Unternehmenszweck oft nicht bekannt
Rechnungshof rügt gravierende Mängel bei Gründerförderung

Der Bundesrechnungshof stellt der BA ein schlechtes Zeugnis über die Förderung von Existenzgründern aus. Die Beratung sei schlecht, zudem würden Gelder verschwendet.

HB BERLIN. Der Bundesrechnungshof ist mit der Arbeit der Bundesagentur für Arbeit (BA) in Sachen Existenzgründerförderung offenbar ziemlich unzufrieden.
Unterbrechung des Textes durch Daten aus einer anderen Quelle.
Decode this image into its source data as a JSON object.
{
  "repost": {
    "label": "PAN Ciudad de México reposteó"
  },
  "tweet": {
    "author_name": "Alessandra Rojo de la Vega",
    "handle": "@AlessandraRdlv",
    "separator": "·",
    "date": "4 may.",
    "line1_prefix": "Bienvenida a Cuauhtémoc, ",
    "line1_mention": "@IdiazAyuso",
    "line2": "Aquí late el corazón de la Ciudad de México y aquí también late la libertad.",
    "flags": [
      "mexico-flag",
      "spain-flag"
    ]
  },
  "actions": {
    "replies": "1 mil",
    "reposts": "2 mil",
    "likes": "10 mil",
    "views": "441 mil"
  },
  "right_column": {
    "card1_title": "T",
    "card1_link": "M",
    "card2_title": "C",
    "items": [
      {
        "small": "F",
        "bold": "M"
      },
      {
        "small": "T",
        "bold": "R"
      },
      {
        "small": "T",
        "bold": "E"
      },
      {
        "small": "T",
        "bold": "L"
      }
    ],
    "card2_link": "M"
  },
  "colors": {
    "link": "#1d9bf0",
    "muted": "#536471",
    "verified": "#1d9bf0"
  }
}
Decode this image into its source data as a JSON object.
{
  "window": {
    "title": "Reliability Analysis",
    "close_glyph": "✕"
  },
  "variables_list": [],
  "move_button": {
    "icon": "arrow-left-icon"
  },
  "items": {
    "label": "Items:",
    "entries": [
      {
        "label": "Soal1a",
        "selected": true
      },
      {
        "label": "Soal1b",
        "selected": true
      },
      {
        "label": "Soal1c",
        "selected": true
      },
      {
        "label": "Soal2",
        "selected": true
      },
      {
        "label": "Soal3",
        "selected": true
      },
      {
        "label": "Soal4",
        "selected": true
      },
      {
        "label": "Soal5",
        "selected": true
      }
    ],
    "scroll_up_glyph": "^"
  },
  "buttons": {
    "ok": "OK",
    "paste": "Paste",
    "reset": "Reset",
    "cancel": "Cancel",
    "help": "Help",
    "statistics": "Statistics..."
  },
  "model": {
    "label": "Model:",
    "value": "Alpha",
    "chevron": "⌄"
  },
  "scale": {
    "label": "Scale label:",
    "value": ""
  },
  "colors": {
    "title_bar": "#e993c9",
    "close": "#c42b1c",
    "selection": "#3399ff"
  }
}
Wie die «Welt» am Samstag berichtete, wirft der Rechnungshof der Nürnberger Behörde unter anderem schlechte Beratung und die Verschwendung von Beitragsgeldern vor.
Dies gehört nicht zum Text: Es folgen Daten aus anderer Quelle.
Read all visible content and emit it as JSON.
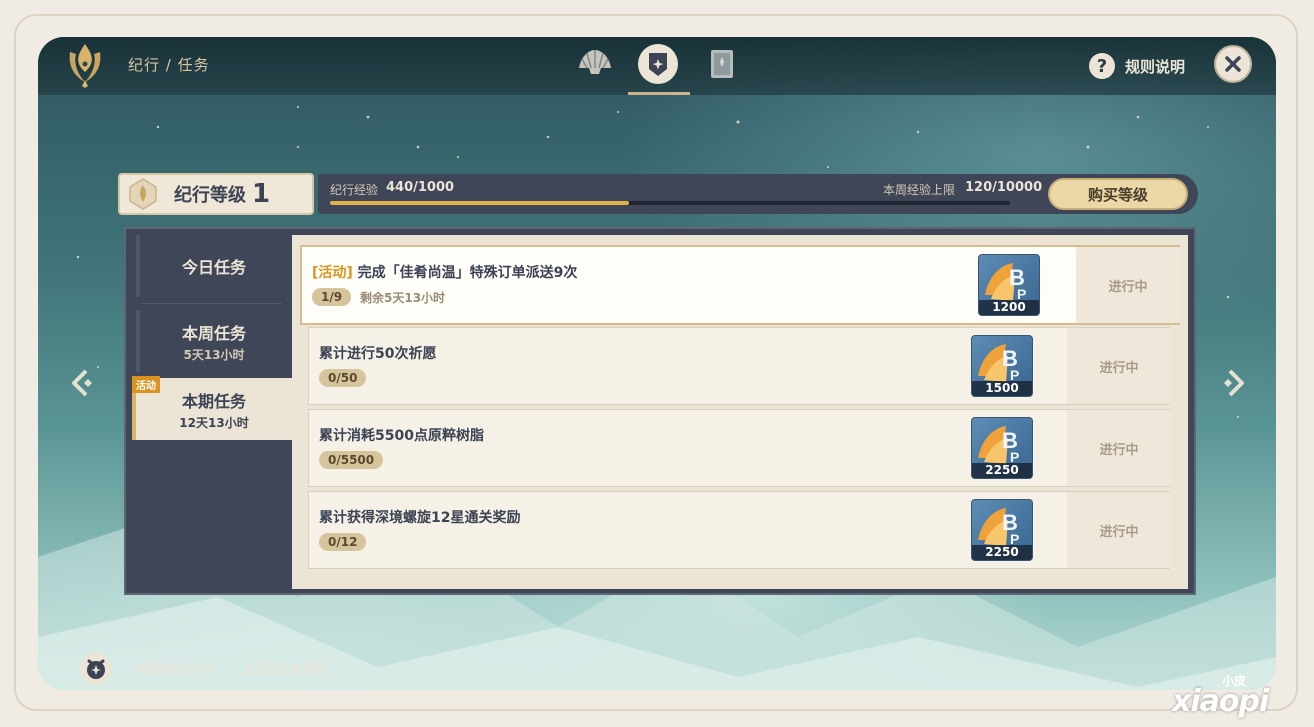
{
  "header": {
    "breadcrumb": "纪行 / 任务",
    "tabs": [
      "shell-icon",
      "badge-icon",
      "book-icon"
    ],
    "rules_label": "规则说明",
    "rules_icon": "?"
  },
  "level": {
    "label": "纪行等级",
    "value": "1",
    "exp_label": "纪行经验",
    "exp_value": "440/1000",
    "exp_fraction": 0.44,
    "weekly_label": "本周经验上限",
    "weekly_value": "120/10000",
    "buy_label": "购买等级"
  },
  "sidebar": {
    "items": [
      {
        "label": "今日任务",
        "sub": ""
      },
      {
        "label": "本周任务",
        "sub": "5天13小时"
      },
      {
        "label": "本期任务",
        "sub": "12天13小时",
        "tag": "活动"
      }
    ]
  },
  "quests": [
    {
      "tag": "[活动]",
      "title": "完成「佳肴尚温」特殊订单派送9次",
      "progress": "1/9",
      "remain": "剩余5天13小时",
      "reward": "1200",
      "status": "进行中"
    },
    {
      "tag": "",
      "title": "累计进行50次祈愿",
      "progress": "0/50",
      "remain": "",
      "reward": "1500",
      "status": "进行中"
    },
    {
      "tag": "",
      "title": "累计消耗5500点原粹树脂",
      "progress": "0/5500",
      "remain": "",
      "reward": "2250",
      "status": "进行中"
    },
    {
      "tag": "",
      "title": "累计获得深境螺旋12星通关奖励",
      "progress": "0/12",
      "remain": "",
      "reward": "2250",
      "status": "进行中"
    }
  ],
  "footer": {
    "label": "本期剩余时间:",
    "value": "12天13小时"
  },
  "watermark": {
    "sub": "小皮",
    "main": "xiaopi"
  },
  "colors": {
    "accent": "#e2b24a",
    "event": "#d9941f",
    "panel": "#3e4658",
    "cream": "#ece5d6"
  }
}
Dies gehe aus einer Mitteilung des Bundesrechnungshofs für den BA-Vorstand hervor, die der Zeitung vorliege, so die «Welt». Ziel der Prüfung sei es demnach gewesen, die Förderungspraxis der Arbeitsagenturen bei Ich-AGs und beim Überbrückungsgeld zu untersuchen und die «Wirtschaftlichkeit ihres Mitteleinsatzes» zu bewerten. Die BA hat seit Jahresbeginn 2,2 Milliarden Euro als Fördermittel an Existenzgründer ausgezahlt.

«Die Agenturen kamen ihrer Pflicht zur Beratung nicht hinreichend nach, soweit sie die von den Antragstellern getroffene Auswahl lediglich hinnahmen», zitierte die Zeitung aus dem Bericht. «Sie sollten angehende Existenzgründer unter Berücksichtigung der Dauer und Höhe der Förderung sowie des realistisch zu erwartenden Geschäftsgewinns über die Vor- und Nachteile der Leistung sorgfältig beraten», fordert demnach der Rechnungshof.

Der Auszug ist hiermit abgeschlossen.